People are ignorant, self-delusioinal, lazy, self-rationalizing sheep, and the residents of New Orleans are our best current example of that. They built and lived in a city beneath sea level, built it up and kept it going for over two hundred years, and then stayed in the city as a monster hurricane bore down on them, wallowing in their own filth for weeks (even still, really). And now they think that all is well because they've got an NFL team to root for right in their own midst, on Monday Night Football (TM), no less. Absolute fucking morons; they deserve everything that does not come to them.
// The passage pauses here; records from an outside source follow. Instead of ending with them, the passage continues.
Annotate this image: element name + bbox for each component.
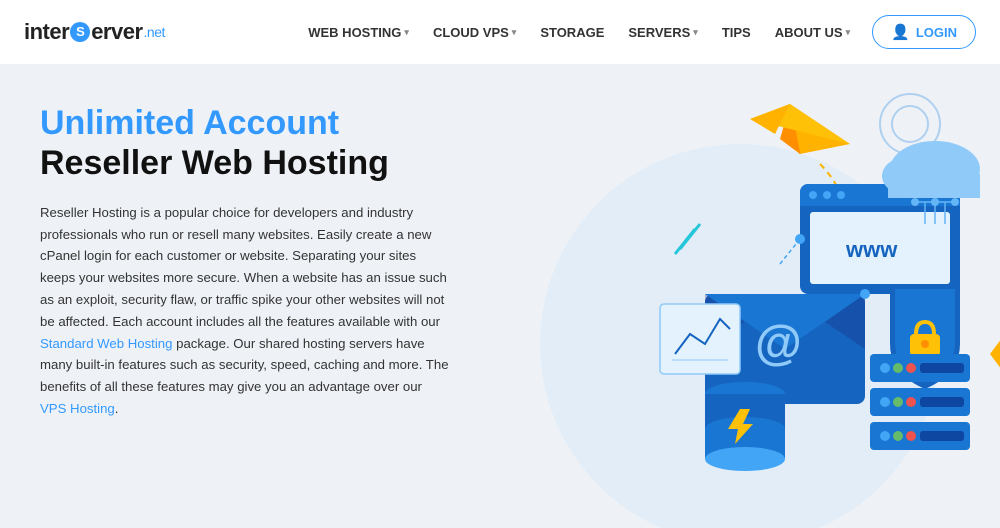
nav-web-hosting[interactable]: WEB HOSTING ▾ — [298, 17, 419, 48]
chevron-down-icon: ▾ — [512, 27, 517, 38]
headline-blue: Unlimited Account — [40, 104, 450, 143]
user-icon: 👤 — [891, 23, 910, 41]
body-text: Reseller Hosting is a popular choice for… — [40, 202, 450, 420]
nav-cloud-vps[interactable]: CLOUD VPS ▾ — [423, 17, 526, 48]
standard-web-hosting-link[interactable]: Standard Web Hosting — [40, 336, 172, 351]
illustration-area: www @ — [480, 64, 1000, 528]
nav-servers[interactable]: SERVERS ▾ — [618, 17, 707, 48]
svg-text:www: www — [845, 237, 898, 262]
vps-hosting-link[interactable]: VPS Hosting — [40, 401, 115, 416]
logo-net: .net — [144, 24, 165, 40]
main-nav: WEB HOSTING ▾ CLOUD VPS ▾ STORAGE SERVER… — [298, 15, 976, 49]
main-content: Unlimited Account Reseller Web Hosting R… — [0, 64, 1000, 528]
nav-tips[interactable]: TIPS — [712, 17, 761, 48]
chevron-down-icon: ▾ — [693, 27, 698, 38]
chevron-down-icon: ▾ — [404, 27, 409, 38]
hero-illustration: www @ — [480, 64, 1000, 528]
login-button[interactable]: 👤 LOGIN — [872, 15, 976, 49]
logo[interactable]: interServer.net — [24, 19, 165, 45]
nav-storage[interactable]: STORAGE — [530, 17, 614, 48]
nav-about-us[interactable]: ABOUT US ▾ — [765, 17, 860, 48]
chevron-down-icon: ▾ — [846, 27, 851, 38]
content-left: Unlimited Account Reseller Web Hosting R… — [0, 64, 480, 528]
logo-server: erver — [91, 19, 142, 45]
headline-black: Reseller Web Hosting — [40, 143, 450, 184]
logo-s-icon: S — [70, 22, 90, 42]
logo-inter: inter — [24, 19, 69, 45]
header: interServer.net WEB HOSTING ▾ CLOUD VPS … — [0, 0, 1000, 64]
svg-text:@: @ — [755, 317, 802, 370]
Saturday, September 23, 2006

Baby Dies in Bucket of Mother's Vomit

What a delightful thing to read on a fall Saturday morning:

A baby died after rolling off a bed and falling into a bucket of her teenage mother's vomit at a homeless shelter, police said. The mother, Savarin DeJesus, 18, was charged with criminally negligent homicide and endangering the welfare of a child, and could get five years behind bars. The young woman trembled and wept as she faced a judge Friday. "I loved my baby. I want you to know that," she said. Authorities said DeJesus spent the evening of Sept. 15 downing gin and smoking cigarettes and then returned before dawn to the shelter where she lived with the 4-month old girl, Niah. DeJesus threw up into a bucket of cleaning solution next to her bed, then passed out on the bed, clutching Niah's legs, authorities said. When she awoke about 10 hours later, she found the baby with her head in the bucket, which contained about six inches of liquid, according to court papers. The cause of death was either asphyxiation or drowning, the medical examiner's office said.
DeJesus "loved her baby and would never hurt her," said her lawyer, Kenneth Gilbert.
The city's Department of Homeless Services said it was trying to determine if the East Harlem shelter had a crib.

Yeah, yeah, being homeless is hard and it's not fun and all of that other standard shit. So where was the baby while Mom was out getting tanked? Who was watching the baby then? Anyone?

And when she got back, what shelter representative assigned someone to take care of the child because the mother clearly was too intoxicated to do anything but pass out? Did Mom even attempt to find someone to look after her and the child?

Yes, these are the questions for the authorities to answer, and Mom probably will get off with a light punishment of community service and alcohol treatment, etc. She professes how she loved her baby, but her actions belie that load of crap. If she loved her baby, she'd have been back at the shelter with the child, making sure she was doing everything in her power to keep the child safe and healthy. If she really loved her child, she'd have a goddamn job so she could work toward getting out of the shelter to ensure a decent future for the baby she says she loved so much. But no, getting smashed was more important.

When I become Philosopher-King, I will have a way of dealing with this: the courts will do their thing and she will get what punishment she gets, no interference from me. But after that's all through, when it's determined for sure that she is at fault in the child's death, my Solomonic decision will be immediate surgical removal of her ability to conceive a child, and a lifetime ban on any form of caring for or serving as a caregiver for a child. She has demonstrated, as a legal adult, that she has no concept whatsoever what it means to be responsible for the health, welfare, and life of a child, so her opportunity to enjoy this trust will be immediately and irrevocably revoked. If this is how she treats children, then her performance here stands as her public statement of her capability and will. Yes, everyoen makes mistakes, but this was not a mistake, this was a death caused by willful ommission, and she's used up her grace period. She will never, ever again have the responsibility to care for, conceive, or be the parent of any child, anywhere.

That's what she deserves, in addition to any emotional pain this worthless, selfish idiot may or may not suffer.